Fixing a 30-Second Resume Delay on Lenovo Yoga Slim 7 with AMD Ryzen AI

A few days ago, I noticed a very frustrating issue with my new Lenovo Yoga Slim 7. The laptop features a beautiful AMD Ryzen AI 7 350 processor with Radeon 860M graphics, and it runs Fedora 44 flawlessly. However, every single time I closed the lid and opened it again, the laptop took exactly 30 to 40 seconds to show the login screen. Modern laptops use the suspend-to-idle state, which should be almost instant, so a static delay like this usually points to a kernel hardware timeout.
I decided to investigate the issue by looking at the system logs right after a slow resume. First, I checked the suspension service to see how long the process actually took.

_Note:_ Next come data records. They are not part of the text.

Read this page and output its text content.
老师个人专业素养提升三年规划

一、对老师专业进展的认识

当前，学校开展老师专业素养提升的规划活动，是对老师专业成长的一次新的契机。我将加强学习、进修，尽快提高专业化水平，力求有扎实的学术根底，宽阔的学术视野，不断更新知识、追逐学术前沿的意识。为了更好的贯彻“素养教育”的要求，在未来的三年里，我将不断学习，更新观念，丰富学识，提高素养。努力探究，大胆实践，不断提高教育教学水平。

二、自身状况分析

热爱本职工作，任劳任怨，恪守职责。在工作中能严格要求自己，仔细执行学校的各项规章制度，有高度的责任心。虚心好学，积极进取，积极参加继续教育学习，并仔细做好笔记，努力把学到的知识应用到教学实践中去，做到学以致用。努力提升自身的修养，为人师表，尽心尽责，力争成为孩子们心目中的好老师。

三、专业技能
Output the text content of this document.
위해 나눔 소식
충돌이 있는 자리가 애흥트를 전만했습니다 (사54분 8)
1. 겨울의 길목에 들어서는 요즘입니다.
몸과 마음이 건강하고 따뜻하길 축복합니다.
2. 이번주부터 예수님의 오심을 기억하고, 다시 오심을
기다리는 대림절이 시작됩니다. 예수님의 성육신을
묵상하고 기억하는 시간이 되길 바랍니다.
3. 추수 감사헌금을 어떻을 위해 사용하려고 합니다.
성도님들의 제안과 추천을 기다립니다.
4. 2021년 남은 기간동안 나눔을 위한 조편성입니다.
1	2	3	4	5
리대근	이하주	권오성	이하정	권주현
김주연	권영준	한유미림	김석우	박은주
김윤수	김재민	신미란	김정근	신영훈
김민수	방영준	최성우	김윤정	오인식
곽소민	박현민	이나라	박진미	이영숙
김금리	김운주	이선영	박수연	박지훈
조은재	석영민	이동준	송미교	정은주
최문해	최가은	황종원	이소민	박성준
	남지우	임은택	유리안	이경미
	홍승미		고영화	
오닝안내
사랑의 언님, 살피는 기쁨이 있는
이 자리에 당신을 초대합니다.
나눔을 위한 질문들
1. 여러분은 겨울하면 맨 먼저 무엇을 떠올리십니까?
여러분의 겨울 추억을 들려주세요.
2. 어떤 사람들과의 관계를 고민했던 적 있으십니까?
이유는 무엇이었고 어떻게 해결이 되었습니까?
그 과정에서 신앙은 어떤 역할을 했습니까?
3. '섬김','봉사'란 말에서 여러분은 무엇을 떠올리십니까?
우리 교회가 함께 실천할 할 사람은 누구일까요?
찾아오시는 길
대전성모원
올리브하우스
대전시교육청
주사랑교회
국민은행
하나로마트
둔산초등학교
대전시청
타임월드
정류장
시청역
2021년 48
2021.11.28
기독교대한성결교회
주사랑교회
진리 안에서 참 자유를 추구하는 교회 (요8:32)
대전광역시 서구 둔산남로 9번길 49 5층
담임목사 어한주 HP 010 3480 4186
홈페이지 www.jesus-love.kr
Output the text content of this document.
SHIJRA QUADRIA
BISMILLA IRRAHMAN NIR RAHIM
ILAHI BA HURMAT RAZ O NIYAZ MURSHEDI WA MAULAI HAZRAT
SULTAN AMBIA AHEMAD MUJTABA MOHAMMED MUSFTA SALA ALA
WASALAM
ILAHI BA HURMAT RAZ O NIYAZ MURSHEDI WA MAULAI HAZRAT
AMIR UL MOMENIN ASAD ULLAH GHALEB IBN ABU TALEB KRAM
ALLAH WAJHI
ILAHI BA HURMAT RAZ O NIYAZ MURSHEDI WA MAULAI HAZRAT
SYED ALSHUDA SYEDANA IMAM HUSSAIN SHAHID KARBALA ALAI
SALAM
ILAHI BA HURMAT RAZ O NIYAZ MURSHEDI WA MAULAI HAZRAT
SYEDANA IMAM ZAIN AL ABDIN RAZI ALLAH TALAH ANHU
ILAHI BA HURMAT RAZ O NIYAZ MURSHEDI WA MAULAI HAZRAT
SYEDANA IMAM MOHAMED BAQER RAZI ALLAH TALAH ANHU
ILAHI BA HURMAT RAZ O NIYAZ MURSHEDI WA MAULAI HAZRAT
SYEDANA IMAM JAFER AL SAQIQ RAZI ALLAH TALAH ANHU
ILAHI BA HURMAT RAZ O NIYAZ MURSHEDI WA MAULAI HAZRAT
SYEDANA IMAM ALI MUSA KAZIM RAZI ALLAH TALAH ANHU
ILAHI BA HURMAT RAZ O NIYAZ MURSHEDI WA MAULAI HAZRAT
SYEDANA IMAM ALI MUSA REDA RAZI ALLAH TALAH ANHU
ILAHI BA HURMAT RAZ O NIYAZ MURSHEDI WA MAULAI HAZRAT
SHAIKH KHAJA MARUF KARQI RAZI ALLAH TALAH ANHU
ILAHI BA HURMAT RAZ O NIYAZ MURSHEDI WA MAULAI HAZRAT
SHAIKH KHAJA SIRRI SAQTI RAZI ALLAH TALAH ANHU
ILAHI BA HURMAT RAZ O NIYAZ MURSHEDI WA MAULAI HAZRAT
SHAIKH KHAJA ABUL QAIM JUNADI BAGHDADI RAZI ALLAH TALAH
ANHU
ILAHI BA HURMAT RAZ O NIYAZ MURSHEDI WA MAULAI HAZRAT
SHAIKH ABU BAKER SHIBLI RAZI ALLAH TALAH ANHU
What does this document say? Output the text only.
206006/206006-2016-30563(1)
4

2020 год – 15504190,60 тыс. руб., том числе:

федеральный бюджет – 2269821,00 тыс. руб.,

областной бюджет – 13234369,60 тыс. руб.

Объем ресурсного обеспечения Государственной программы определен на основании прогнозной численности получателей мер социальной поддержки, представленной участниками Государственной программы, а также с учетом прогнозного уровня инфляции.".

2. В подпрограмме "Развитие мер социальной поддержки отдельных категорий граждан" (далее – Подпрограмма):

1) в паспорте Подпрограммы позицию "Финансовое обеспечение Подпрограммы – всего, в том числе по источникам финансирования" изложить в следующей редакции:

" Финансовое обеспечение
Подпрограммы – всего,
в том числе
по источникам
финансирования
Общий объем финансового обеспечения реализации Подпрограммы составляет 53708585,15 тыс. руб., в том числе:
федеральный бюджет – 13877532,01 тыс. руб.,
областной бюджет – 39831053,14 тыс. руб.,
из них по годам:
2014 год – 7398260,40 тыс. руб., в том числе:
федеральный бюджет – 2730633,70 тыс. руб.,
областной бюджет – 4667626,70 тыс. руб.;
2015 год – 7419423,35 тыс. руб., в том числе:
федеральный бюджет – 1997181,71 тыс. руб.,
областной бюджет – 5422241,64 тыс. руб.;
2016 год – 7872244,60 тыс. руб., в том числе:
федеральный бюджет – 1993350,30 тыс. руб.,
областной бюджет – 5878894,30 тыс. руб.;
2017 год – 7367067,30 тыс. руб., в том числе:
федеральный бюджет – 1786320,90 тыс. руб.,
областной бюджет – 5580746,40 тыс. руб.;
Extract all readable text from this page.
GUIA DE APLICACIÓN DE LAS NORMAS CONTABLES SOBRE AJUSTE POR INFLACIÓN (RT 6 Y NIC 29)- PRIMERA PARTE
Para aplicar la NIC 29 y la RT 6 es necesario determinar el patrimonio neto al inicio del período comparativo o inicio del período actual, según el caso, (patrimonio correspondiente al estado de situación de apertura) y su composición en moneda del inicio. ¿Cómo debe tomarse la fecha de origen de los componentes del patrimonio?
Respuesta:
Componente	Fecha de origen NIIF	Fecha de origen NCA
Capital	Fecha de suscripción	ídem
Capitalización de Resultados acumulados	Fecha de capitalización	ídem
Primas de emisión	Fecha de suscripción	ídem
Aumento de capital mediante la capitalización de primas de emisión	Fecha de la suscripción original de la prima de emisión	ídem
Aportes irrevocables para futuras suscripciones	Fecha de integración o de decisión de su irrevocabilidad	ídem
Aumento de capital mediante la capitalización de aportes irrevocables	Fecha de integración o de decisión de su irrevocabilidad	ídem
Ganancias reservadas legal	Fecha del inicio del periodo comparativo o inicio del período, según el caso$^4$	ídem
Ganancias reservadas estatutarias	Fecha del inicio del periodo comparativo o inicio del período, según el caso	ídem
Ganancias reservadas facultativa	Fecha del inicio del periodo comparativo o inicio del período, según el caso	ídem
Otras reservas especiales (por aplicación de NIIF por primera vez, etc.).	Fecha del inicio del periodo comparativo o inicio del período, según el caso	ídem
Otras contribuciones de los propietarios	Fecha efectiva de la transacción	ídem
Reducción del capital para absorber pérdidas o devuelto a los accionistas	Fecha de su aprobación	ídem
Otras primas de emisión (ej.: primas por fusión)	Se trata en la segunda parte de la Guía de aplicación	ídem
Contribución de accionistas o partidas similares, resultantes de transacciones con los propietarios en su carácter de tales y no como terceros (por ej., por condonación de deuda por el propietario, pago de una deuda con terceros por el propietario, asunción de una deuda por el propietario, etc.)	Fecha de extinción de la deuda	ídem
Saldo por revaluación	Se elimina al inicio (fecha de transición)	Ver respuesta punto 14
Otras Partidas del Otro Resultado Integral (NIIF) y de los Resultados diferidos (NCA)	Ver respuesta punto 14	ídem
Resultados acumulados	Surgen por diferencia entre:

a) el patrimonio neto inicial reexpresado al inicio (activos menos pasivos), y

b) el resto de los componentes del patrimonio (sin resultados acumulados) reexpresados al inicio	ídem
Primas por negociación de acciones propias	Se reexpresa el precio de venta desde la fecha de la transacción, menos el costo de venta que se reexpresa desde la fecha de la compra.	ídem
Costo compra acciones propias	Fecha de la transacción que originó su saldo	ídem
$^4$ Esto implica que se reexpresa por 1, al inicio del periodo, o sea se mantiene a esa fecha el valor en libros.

journalctl -b 0 -u systemd-suspend.service -n 30
The output confirmed my suspicions. The system was spending over 41 seconds inside the suspend and resume cycle. To find the exact culprit, I looked at the full system log for that specific minute using journalctl. The logs showed a chain reaction that explained the freeze perfectly.
First, there was an explicit firmware bug coming from the motherboard. The log displayed a message saying ACPI BIOS Error (bug): Could not resolve symbol [\_SB.PCI0.LPC0.EC0.OSFG], AE_NOT_FOUND. It seems the engineers at Lenovo forgot to define a specific power management variable in this BIOS version.
Because of this missing symbol, the NVMe SSD controller became confused when waking up. It tried to write to a RAM address that the AMD IOMMU controller considered unmapped or forbidden. The system logged a bunch of AMD-Vi: Event logged [IO_PAGE_FAULT] lines and blocked the disk to protect the memory. Finally, the CPU froze completely while waiting for the disk to respond, resulting in a hard lockup detection. After 30 seconds of freezing, the kernel watchdog forced a reset of the processor core, which finally brought the login screen back.
Fortunately, the fix is quite simple and does not require waiting for Lenovo to release a new BIOS update. We can tell the Linux kernel to bypass the dynamic translation layer of the IOMMU for system devices by enabling pass-through mode. In Fedora, you can safely add this boot parameter using the grubby tool.
sudo grubby --update-kernel=ALL --args="iommu=pt"
After running this command, reboot your laptop. The iommu=pt parameter tells the kernel to give built-in devices like your storage controller a direct 1:1 map to the RAM. This entirely skips the aduana or filter that was failing due to the broken ACPI tables.
The results are fantastic. My Yoga Slim 7 now wakes up instantly when I open the lid, just like it is supposed to. This workaround is completely safe, does not hurt battery life, and restores the seamless experience of using Linux on modern AMD hardware. If you are experiencing a similar 30-second black screen on a Ryzen AI laptop, give this a try.